3:00 – 4:30pm (EST) Live on Zoom
Climate Relations: Indigeneity in Activism, Art, and Digital Media
The Feminist Art Project’s Affiliated Society Session during the 2021 College Art Association Conference
Co-Chairs: Anne Swartz, Savannah College of Art and Design; Connie Tell, Independent Curator, The Feminist Art Project
Panelists: Maria Hupfield, University of Toronto; Regan De Loggans, Independent Historian and Curator; Jennifer Wemigwans, University of Toronto
Respondent: Mikinaak Migwans, University of Toronto
Free and open to the public. Registration required. Presented in partnership with the Vera List Center for Art and Politics, The New School.
This session will be a dialogue between three Native Scholars creating avant-garde work at the intersections of Activism, Art, Digital Media, and Indigenous climate relations, towards improving the quality of our lives. Artist Maria Hupfield (Anishinaabek, Wasauksing First Nation) and theorist Jennifer Wemigwans (Anishinaabek, Wikwemikong Unceded Territory) together with two-spirit curator, activist, and historian Regan De Loggans (Mississippi Choctaw / Ki’Che Maya) will discuss recent projects spanning Canada, Mexico, and the USA. Their work combats global, national economies’ structural violence based on resource extraction on the macro/state-level. Further, they oppose brutality against the body, specifically targeting women, non-binary, and gender non-conforming on the micro/civilian-level. Each prioritizes radical Indigenous ontologies in their respective work, using shared approaches, such as interrogate archives, star/land knowledge, accountability, and non-hierarchical ownership models based on collectivity and storytelling.
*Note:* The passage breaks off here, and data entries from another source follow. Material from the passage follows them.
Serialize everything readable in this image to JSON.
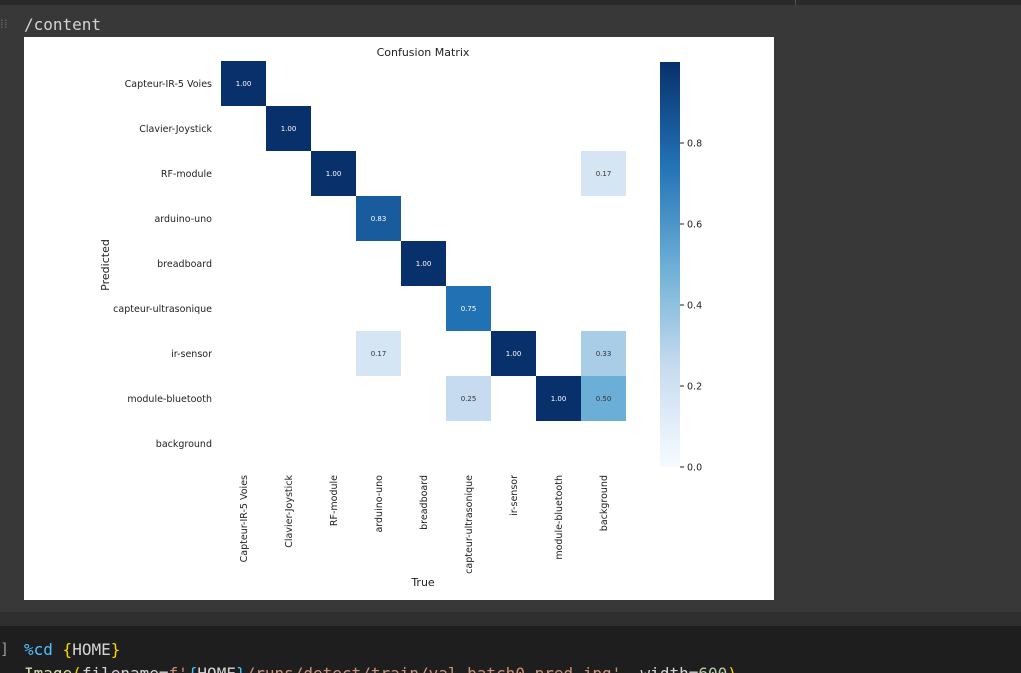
{
  "output": {
    "path": "/content"
  },
  "code": {
    "prompt": "]",
    "line1": {
      "magic": "%cd",
      "open": "{",
      "var": "HOME",
      "close": "}"
    },
    "line2": {
      "fn": "Image",
      "paren_open": "(",
      "arg": "filename",
      "eq": "=",
      "fprefix": "f'",
      "brace_open": "{",
      "var": "HOME",
      "brace_close": "}",
      "path": "/runs/detect/train/val_batch0_pred.jpg'",
      "comma": ", ",
      "width_kw": "width",
      "width_eq": "=",
      "width_val": "600",
      "paren_close": ")"
    }
  },
  "chart_data": {
    "type": "heatmap",
    "title": "Confusion Matrix",
    "xlabel": "True",
    "ylabel": "Predicted",
    "x_categories": [
      "Capteur-IR-5 Voies",
      "Clavier-Joystick",
      "RF-module",
      "arduino-uno",
      "breadboard",
      "capteur-ultrasonique",
      "ir-sensor",
      "module-bluetooth",
      "background"
    ],
    "y_categories": [
      "Capteur-IR-5 Voies",
      "Clavier-Joystick",
      "RF-module",
      "arduino-uno",
      "breadboard",
      "capteur-ultrasonique",
      "ir-sensor",
      "module-bluetooth",
      "background"
    ],
    "cells": [
      {
        "row": "Capteur-IR-5 Voies",
        "col": "Capteur-IR-5 Voies",
        "value": 1.0,
        "label": "1.00"
      },
      {
        "row": "Clavier-Joystick",
        "col": "Clavier-Joystick",
        "value": 1.0,
        "label": "1.00"
      },
      {
        "row": "RF-module",
        "col": "RF-module",
        "value": 1.0,
        "label": "1.00"
      },
      {
        "row": "RF-module",
        "col": "background",
        "value": 0.17,
        "label": "0.17"
      },
      {
        "row": "arduino-uno",
        "col": "arduino-uno",
        "value": 0.83,
        "label": "0.83"
      },
      {
        "row": "breadboard",
        "col": "breadboard",
        "value": 1.0,
        "label": "1.00"
      },
      {
        "row": "capteur-ultrasonique",
        "col": "capteur-ultrasonique",
        "value": 0.75,
        "label": "0.75"
      },
      {
        "row": "ir-sensor",
        "col": "arduino-uno",
        "value": 0.17,
        "label": "0.17"
      },
      {
        "row": "ir-sensor",
        "col": "ir-sensor",
        "value": 1.0,
        "label": "1.00"
      },
      {
        "row": "ir-sensor",
        "col": "background",
        "value": 0.33,
        "label": "0.33"
      },
      {
        "row": "module-bluetooth",
        "col": "capteur-ultrasonique",
        "value": 0.25,
        "label": "0.25"
      },
      {
        "row": "module-bluetooth",
        "col": "module-bluetooth",
        "value": 1.0,
        "label": "1.00"
      },
      {
        "row": "module-bluetooth",
        "col": "background",
        "value": 0.5,
        "label": "0.50"
      }
    ],
    "colorbar": {
      "range": [
        0,
        1
      ],
      "ticks": [
        "0.0",
        "0.2",
        "0.4",
        "0.6",
        "0.8"
      ],
      "tick_values": [
        0,
        0.2,
        0.4,
        0.6,
        0.8
      ],
      "colormap": "Blues"
    },
    "grid": false,
    "colors": {
      "low": "#f7fbff",
      "high": "#08306b"
    }
  }
}
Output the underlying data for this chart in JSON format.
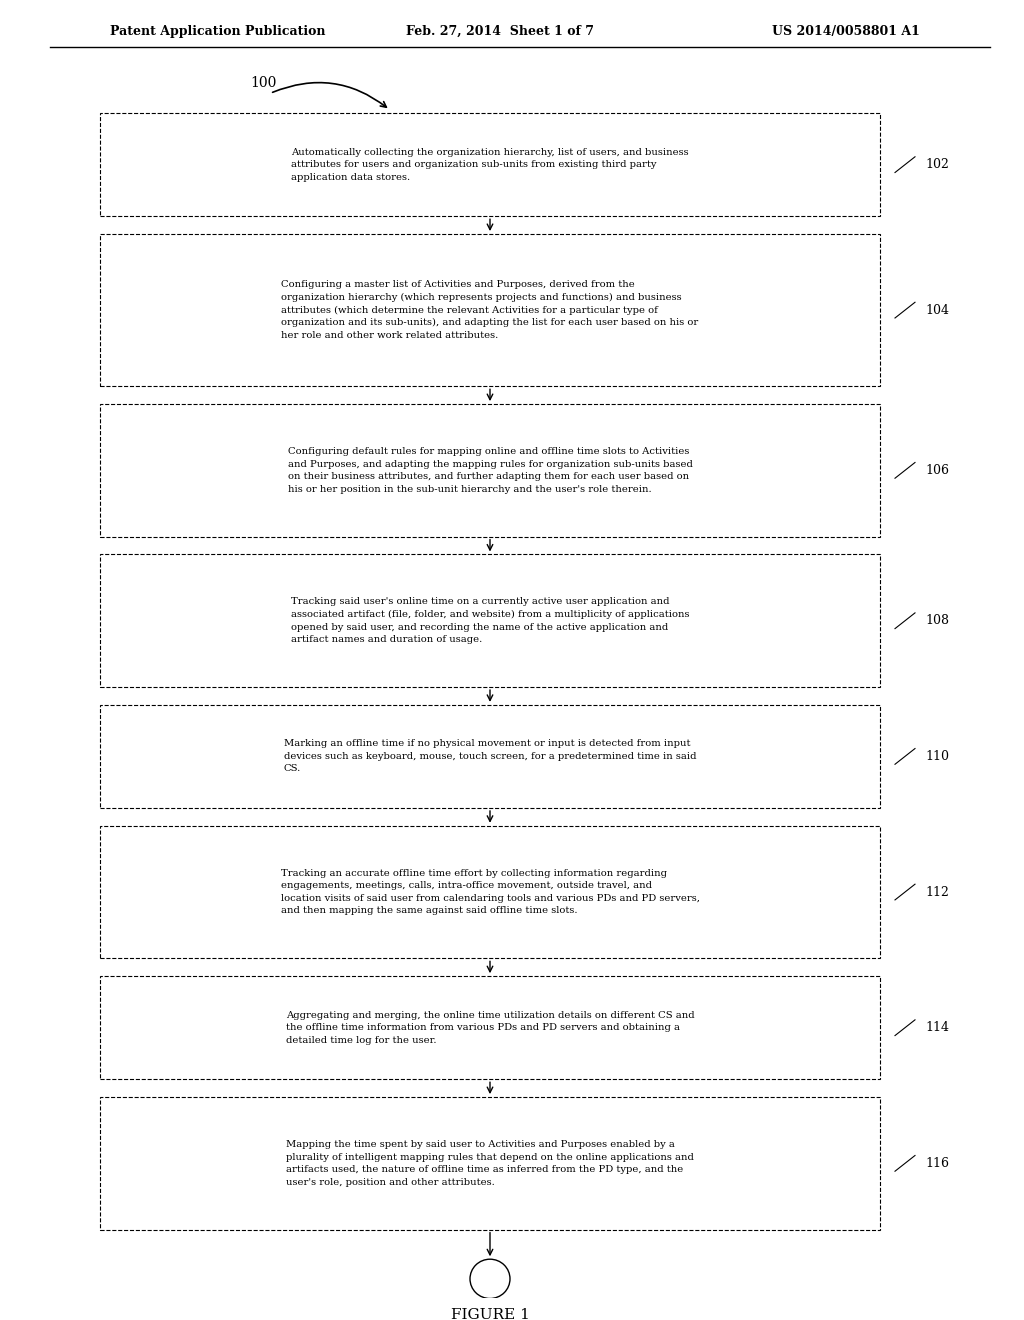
{
  "header_left": "Patent Application Publication",
  "header_center": "Feb. 27, 2014  Sheet 1 of 7",
  "header_right": "US 2014/0058801 A1",
  "figure_label": "FIGURE 1",
  "start_label": "100",
  "background_color": "#ffffff",
  "box_edge_color": "#000000",
  "text_color": "#000000",
  "arrow_color": "#000000",
  "boxes": [
    {
      "id": 102,
      "text": "Automatically collecting the organization hierarchy, list of users, and business\nattributes for users and organization sub-units from existing third party\napplication data stores."
    },
    {
      "id": 104,
      "text": "Configuring a master list of Activities and Purposes, derived from the\norganization hierarchy (which represents projects and functions) and business\nattributes (which determine the relevant Activities for a particular type of\norganization and its sub-units), and adapting the list for each user based on his or\nher role and other work related attributes."
    },
    {
      "id": 106,
      "text": "Configuring default rules for mapping online and offline time slots to Activities\nand Purposes, and adapting the mapping rules for organization sub-units based\non their business attributes, and further adapting them for each user based on\nhis or her position in the sub-unit hierarchy and the user's role therein."
    },
    {
      "id": 108,
      "text": "Tracking said user's online time on a currently active user application and\nassociated artifact (file, folder, and website) from a multiplicity of applications\nopened by said user, and recording the name of the active application and\nartifact names and duration of usage."
    },
    {
      "id": 110,
      "text": "Marking an offline time if no physical movement or input is detected from input\ndevices such as keyboard, mouse, touch screen, for a predetermined time in said\nCS."
    },
    {
      "id": 112,
      "text": "Tracking an accurate offline time effort by collecting information regarding\nengagements, meetings, calls, intra-office movement, outside travel, and\nlocation visits of said user from calendaring tools and various PDs and PD servers,\nand then mapping the same against said offline time slots."
    },
    {
      "id": 114,
      "text": "Aggregating and merging, the online time utilization details on different CS and\nthe offline time information from various PDs and PD servers and obtaining a\ndetailed time log for the user."
    },
    {
      "id": 116,
      "text": "Mapping the time spent by said user to Activities and Purposes enabled by a\nplurality of intelligent mapping rules that depend on the online applications and\nartifacts used, the nature of offline time as inferred from the PD type, and the\nuser's role, position and other attributes."
    }
  ]
}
In this conversation, they will address that white suprematism destroys the environment. Together, they will demonstrate how digital modalities may protect and promote traditional forms of thought and introduce essential kinship bonds with the natural world and one another. Hupfield, Wemigwans, and De Loggans will discuss how the digital sphere enables connectivity towards reimagining today’s toxic mainstream relationships with the climate. In combination, their approaches ultimately form a cutting-edge futurity model.
Respondent Mikinaak Migwans is an Anishinaabe of Wiikwemikoong Unceded Territory and Assistant Professor of Indigenous Contemporary Art at the University of Toronto cross-appointment as a curator at the University of Toronto Art Museum. Migwans’ work focuses on museum objects as relatives and the place-making labor of customary art forms, focusing on natural fiber weaving traditions of the Great Lakes.
*This session is part of the 2021 Committee on Women in the Arts 50/50 Initiative. Maria Hupfield is a 2020-2022 Borderlands Fellow at the Vera List Center for Art and Politics and the Center for Imagination in the Borderlands at Arizona State University.